Welcome to the Browsertech Digest, this is issue #7.
Last week we had the pleasure of hosting Yining Shi at our second in-person browsertech event in NYC.
Yining is a founding engineer at Runway, one of the original AI-based creativity tools founded back in 2018. Runway is also known for collaborating with Stability AI to develop Stable Diffusion. Yining also teaches about creative ML at NYU.
Yining first talked about some of the creative ML projects she and her students have built, followed by some demos of the latest ML-backed features that Runway has been building.
Here’s a recording of Yining’s talk.
One thing that stood out to me about Runway is that they have innovated in two directions: developing ML-backed content generation models, and making them work in the browser. These are not unrelated!
Building for the browser allows Runway to deliver ML models that require expensive GPUs and high-memory machines, without putting the burden on their users to acquire an expensive workstation PC.

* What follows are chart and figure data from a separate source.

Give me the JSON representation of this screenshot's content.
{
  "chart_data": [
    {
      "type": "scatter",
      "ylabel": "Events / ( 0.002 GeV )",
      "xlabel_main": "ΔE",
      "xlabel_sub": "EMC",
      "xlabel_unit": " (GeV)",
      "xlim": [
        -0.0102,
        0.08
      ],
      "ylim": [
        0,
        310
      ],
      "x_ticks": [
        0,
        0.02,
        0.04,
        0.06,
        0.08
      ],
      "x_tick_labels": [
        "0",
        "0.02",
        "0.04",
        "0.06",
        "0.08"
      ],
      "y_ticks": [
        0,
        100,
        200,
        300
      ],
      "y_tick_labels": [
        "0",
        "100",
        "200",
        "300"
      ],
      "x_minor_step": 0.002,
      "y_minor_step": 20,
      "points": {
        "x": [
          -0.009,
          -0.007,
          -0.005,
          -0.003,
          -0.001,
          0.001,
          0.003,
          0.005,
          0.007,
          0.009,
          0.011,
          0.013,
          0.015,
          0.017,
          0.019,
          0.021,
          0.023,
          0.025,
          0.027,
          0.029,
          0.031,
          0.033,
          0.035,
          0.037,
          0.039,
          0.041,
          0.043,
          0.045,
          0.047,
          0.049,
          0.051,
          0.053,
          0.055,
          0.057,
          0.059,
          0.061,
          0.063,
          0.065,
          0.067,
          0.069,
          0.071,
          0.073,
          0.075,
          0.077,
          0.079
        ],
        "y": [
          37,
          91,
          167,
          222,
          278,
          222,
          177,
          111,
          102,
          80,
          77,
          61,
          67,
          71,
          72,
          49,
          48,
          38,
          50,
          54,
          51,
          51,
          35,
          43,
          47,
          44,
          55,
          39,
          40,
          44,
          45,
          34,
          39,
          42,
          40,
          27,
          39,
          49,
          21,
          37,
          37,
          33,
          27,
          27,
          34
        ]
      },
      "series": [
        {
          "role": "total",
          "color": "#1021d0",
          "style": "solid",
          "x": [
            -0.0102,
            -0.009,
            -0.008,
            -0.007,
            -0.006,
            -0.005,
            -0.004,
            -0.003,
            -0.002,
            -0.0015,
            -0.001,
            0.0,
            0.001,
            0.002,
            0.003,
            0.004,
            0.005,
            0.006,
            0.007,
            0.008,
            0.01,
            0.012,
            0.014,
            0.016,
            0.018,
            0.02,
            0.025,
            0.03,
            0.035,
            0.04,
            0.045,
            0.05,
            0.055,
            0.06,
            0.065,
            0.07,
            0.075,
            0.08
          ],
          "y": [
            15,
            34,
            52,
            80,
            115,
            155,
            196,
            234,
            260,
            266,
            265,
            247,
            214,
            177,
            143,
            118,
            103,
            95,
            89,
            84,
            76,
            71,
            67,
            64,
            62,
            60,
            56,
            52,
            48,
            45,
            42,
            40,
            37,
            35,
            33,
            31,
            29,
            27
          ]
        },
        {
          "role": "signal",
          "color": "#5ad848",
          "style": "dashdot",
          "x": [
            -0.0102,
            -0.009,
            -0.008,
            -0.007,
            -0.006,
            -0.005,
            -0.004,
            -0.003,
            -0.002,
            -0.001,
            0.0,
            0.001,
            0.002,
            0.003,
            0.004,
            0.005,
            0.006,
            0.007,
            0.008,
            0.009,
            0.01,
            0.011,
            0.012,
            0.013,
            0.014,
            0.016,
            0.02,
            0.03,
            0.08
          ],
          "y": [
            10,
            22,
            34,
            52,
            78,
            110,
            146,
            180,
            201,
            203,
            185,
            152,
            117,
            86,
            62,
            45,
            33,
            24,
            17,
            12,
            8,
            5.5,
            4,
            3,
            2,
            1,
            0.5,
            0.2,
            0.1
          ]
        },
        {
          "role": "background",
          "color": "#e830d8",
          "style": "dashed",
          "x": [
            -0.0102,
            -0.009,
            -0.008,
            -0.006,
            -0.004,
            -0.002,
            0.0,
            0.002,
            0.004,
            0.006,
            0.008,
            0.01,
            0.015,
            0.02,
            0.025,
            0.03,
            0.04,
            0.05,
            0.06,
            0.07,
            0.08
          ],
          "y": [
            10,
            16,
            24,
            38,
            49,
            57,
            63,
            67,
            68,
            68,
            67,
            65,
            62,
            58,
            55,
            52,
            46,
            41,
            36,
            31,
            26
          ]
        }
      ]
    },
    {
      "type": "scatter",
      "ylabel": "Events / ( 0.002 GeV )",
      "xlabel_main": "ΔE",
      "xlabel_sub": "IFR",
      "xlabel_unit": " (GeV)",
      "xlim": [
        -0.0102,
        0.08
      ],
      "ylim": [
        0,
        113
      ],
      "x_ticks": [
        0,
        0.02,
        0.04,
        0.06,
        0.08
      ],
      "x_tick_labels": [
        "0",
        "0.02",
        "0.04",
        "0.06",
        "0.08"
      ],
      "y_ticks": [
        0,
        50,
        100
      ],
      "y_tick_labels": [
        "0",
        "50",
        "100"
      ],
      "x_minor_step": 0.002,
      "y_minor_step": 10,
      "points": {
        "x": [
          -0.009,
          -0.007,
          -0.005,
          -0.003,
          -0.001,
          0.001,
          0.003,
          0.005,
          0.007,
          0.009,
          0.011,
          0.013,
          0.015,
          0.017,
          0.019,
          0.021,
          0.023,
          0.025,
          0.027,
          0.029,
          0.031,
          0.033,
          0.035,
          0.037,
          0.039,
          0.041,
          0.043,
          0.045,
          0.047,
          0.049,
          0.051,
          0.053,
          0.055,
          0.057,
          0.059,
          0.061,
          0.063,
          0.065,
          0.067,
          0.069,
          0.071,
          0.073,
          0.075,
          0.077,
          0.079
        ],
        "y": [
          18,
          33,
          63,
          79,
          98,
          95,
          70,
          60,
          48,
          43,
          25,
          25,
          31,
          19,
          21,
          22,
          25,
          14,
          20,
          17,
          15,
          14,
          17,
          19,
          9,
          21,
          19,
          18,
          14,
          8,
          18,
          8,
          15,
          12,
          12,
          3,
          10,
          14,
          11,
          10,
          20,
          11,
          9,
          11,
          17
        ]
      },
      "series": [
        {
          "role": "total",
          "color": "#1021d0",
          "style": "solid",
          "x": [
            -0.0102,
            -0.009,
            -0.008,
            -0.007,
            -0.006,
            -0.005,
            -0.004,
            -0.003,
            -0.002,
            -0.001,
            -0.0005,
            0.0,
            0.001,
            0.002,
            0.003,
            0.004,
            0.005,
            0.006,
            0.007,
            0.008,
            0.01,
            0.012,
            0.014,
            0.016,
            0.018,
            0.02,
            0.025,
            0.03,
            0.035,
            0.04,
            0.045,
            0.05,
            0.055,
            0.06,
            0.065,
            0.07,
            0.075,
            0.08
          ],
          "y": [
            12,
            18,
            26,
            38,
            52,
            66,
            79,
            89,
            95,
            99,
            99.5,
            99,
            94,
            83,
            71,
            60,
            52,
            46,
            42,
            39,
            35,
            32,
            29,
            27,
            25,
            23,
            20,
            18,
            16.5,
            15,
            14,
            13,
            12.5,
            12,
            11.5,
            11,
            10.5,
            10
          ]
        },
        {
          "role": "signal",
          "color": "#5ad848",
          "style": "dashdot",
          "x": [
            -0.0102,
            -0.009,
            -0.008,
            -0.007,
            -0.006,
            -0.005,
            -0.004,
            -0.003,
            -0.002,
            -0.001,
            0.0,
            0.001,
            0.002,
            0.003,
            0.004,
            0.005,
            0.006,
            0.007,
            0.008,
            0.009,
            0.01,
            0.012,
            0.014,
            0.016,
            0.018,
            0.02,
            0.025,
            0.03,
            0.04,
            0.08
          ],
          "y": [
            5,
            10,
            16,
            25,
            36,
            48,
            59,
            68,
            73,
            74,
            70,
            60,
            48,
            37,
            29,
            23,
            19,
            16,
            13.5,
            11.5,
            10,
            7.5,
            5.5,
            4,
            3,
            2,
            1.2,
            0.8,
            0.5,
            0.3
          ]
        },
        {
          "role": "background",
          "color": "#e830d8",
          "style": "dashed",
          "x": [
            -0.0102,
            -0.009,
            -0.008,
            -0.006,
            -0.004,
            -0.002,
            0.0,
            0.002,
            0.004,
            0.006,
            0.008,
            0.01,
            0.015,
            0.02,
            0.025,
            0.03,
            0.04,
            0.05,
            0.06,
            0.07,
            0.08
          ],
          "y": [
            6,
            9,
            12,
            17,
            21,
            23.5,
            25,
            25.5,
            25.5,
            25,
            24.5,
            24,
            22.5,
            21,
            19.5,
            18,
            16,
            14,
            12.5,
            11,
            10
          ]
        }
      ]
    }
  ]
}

Today, a big driver pushing desktop applications into the browser is the low friction of collaboration (think: Google Sheets, Figma). We’re starting to see a new generation of apps like Runway target the browser, not just for the low friction of collaboration, but for the low friction of integrating specialized hardware, especially GPUs.
There’s a powerful economic force at play here. A desktop workstation that runs Final Cut Pro well will set you back an order of magnitude more than the software license of FCP itself. But each user only needs the hardware for short bursts of time. By amortizing the cost of the hardware among all of its users, browser-based software companies like Runway can compete on total price in a way that desktop software can’t.
The new hybrid/remote reality of work is also a driving factor here: users can get the benefits of serious hardware without having to haul it around with them everywhere they want to work.